Crime writer Claire MacLeary tells Michael Alexander about her latest book ahead of its launch in St Andrews and Dundee.
Claire MacLeary admits she’s not the only female crime writer out there.
But when it comes to the latest in her series about crime fighting odd couple Maggie and Wilma, don’t presume that just because the protagonists are middle-aged women that it fits into the genre of “cosy crime”.
Instead, the books are rather dark – tackling big social issues with a dollop of humour – while they are also fairly unique in that they feature two non-professional women of a certain age in an Aberdeen/Dundee setting.
Runaway, which launched on March 14, delves into the world of homelessness and sex trafficking where millions of victims fall prey to organised criminals every year.
Nowhere is immune – including Aberdeen – and Claire explores the phenomenon through her middle-aged suburban housewife detectives, who first came to light in her 2017 novel – the McIlvanney Prize-longlisted Cross Purpose – and the follow-up Burnout last year.
“I wrote it as a series featuring these two non-professional women of a certain age,” she says, “because I felt there were too many tortured detectives out there and the women in crime fiction either tended to be dead prostitutes or highly qualified forensic scientists or hard-nosed police women.

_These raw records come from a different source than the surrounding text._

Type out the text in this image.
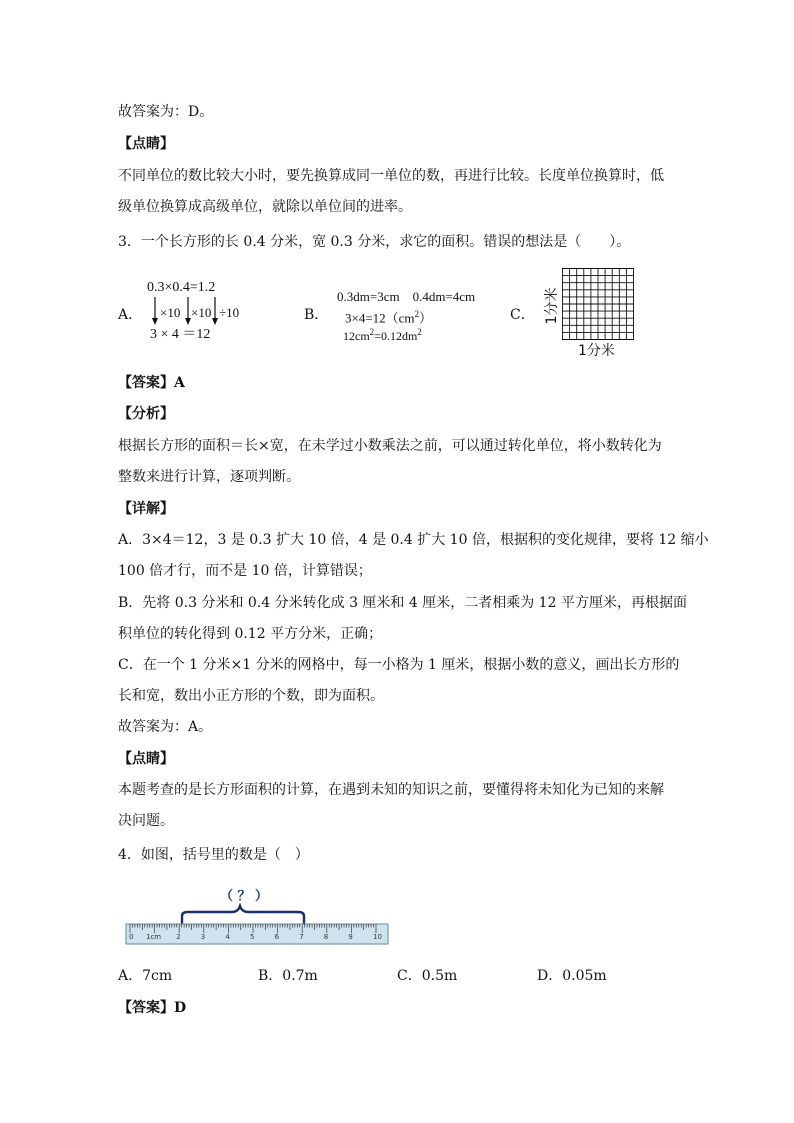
故答案为：D。
【点睛】
不同单位的数比较大小时，要先换算成同一单位的数，再进行比较。长度单位换算时，低
级单位换算成高级单位，就除以单位间的进率。
3．一个长方形的长 0.4 分米，宽 0.3 分米，求它的面积。错误的想法是（　　）。
A．
0.3×0.4=1.2
×10 ×10 ÷10
3 × 4 ＝12
B．
0.3dm=3cm　0.4dm=4cm
$3\times 4=12(cm^2)$
$12cm^2=0.12dm^2$
C． 1分米
1分米
【答案】A
【分析】
根据长方形的面积＝长×宽，在未学过小数乘法之前，可以通过转化单位，将小数转化为
整数来进行计算，逐项判断。
【详解】
A．3×4＝12，3 是 0.3 扩大 10 倍，4 是 0.4 扩大 10 倍，根据积的变化规律，要将 12 缩小
100 倍才行，而不是 10 倍，计算错误；
B．先将 0.3 分米和 0.4 分米转化成 3 厘米和 4 厘米，二者相乘为 12 平方厘米，再根据面
积单位的转化得到 0.12 平方分米，正确；
C．在一个 1 分米×1 分米的网格中，每一小格为 1 厘米，根据小数的意义，画出长方形的
长和宽，数出小正方形的个数，即为面积。
故答案为：A。
【点睛】
本题考查的是长方形面积的计算，在遇到未知的知识之前，要懂得将未知化为已知的来解
决问题。
4．如图，括号里的数是（　）
（ ？ ）
0 1cm 2	3	4	5	6	7	8	9	10
A．7cm	B．0.7m	C．0.5m	D．0.05m
【答案】D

“I wanted to write about ordinary women and really wanted to write about ordinary women doing extraordinary things because there is a mass of women out there who, for whatever reason, haven’t had the benefit of further education or a glittering career.
“These are women who, every day of their lives, do a juggling act with one or sometimes two or three part-time jobs with one or two or three kids, sometimes with elderly parents, sometimes with someone with a disability.
“These women have got huge reserves – not just so much of energy but also of stoicism – but also they are hugely adaptable because they have to be.
“So I wanted to show two women like that not just juggling the jobs and the kids and the household but actually taking on a detective agency and succeeding just through common sense and feminine instinct.”
Like her characters, Claire, a former Fife businesswoman now in her 70s, has been adaptable in her own life because she’s “had to be”.
Born in Glasgow and brought up in Fort William, she studied English at Strathclyde University and has lived in Edinburgh, London, Aberdeen and latterly Fife.
She worked in TV and newspaper advertising for many years – specifically the Daily Express and STV.
She moved into HR and latterly worked as a training consultant.
Becoming an antique dealer when her first child was born, she started out with a stall at the Castlegate Market in Aberdeen and opened a chain of shops in the Granite City.
Then when she moved to Fife – living in Ceres for 30 years – she opened several shops in St Andrews.
She downsized a couple of years ago to Glasgow and still lives between Glasgow and St Andrews where she has a flat.
But it’s her divergence into crime writing that’s really taken off.
Having written advertising copy, and had modest success at short story writing, she returned to writing when her children were at secondary school at Madras College.
She then went to part-time classes – first of all at St Andrews University and then at Dundee University’s continuing education classes.
That was where she first really saw herself in print because they produced an anthology of short stories every year under the title of the Nethergate Writers.
A stint signing books at Waterstones Dundee gave her a “minor thrill”– and she wanted more of it.
She went to Dundee University and did an MLitt in creative writing.
As part of her dissertation she wrote a domestic novel which the external examiners said she “should do more with” and that made her think that perhaps she could write a full length novel.
Appreciating how difficult it is to get published, she used her business acumen to do some market research and concluded that the bestselling novels were memoir and crime.
She has put her success to date down to “95% graft and 5% luck”.
But she admits she hadn’t read a lot of crime before she decided to write her own.
She adds: “In this book Runaway it’s all about home and homelessness: How we take home for granted and particularly with people trafficking how somebody can lose their home forever – there’s no way back at all.
“The other thing that features in Runaway is fixed odd betting terminals – which are topical – and the scourge that they’ve been and the lives that they’ve ruined which of course legislation has just been passed to curtail the use of.
“They are issues that have struck a chord. Particularly for someone of my age group who isn’t all that digitally savvy.
“I think almost being outside looking in it’s obvious that the internet has got some amazing advantages but it also has a very corrupting influence on some very young minds. I feel quite strongly about that.”
*The Fife launch of Runaway, published by Contraband, takes place at Waterstones St Andrews on Tuesday March 19 from 6.30pm and at the same time at Dundee Waterstones on Wednesday March 20.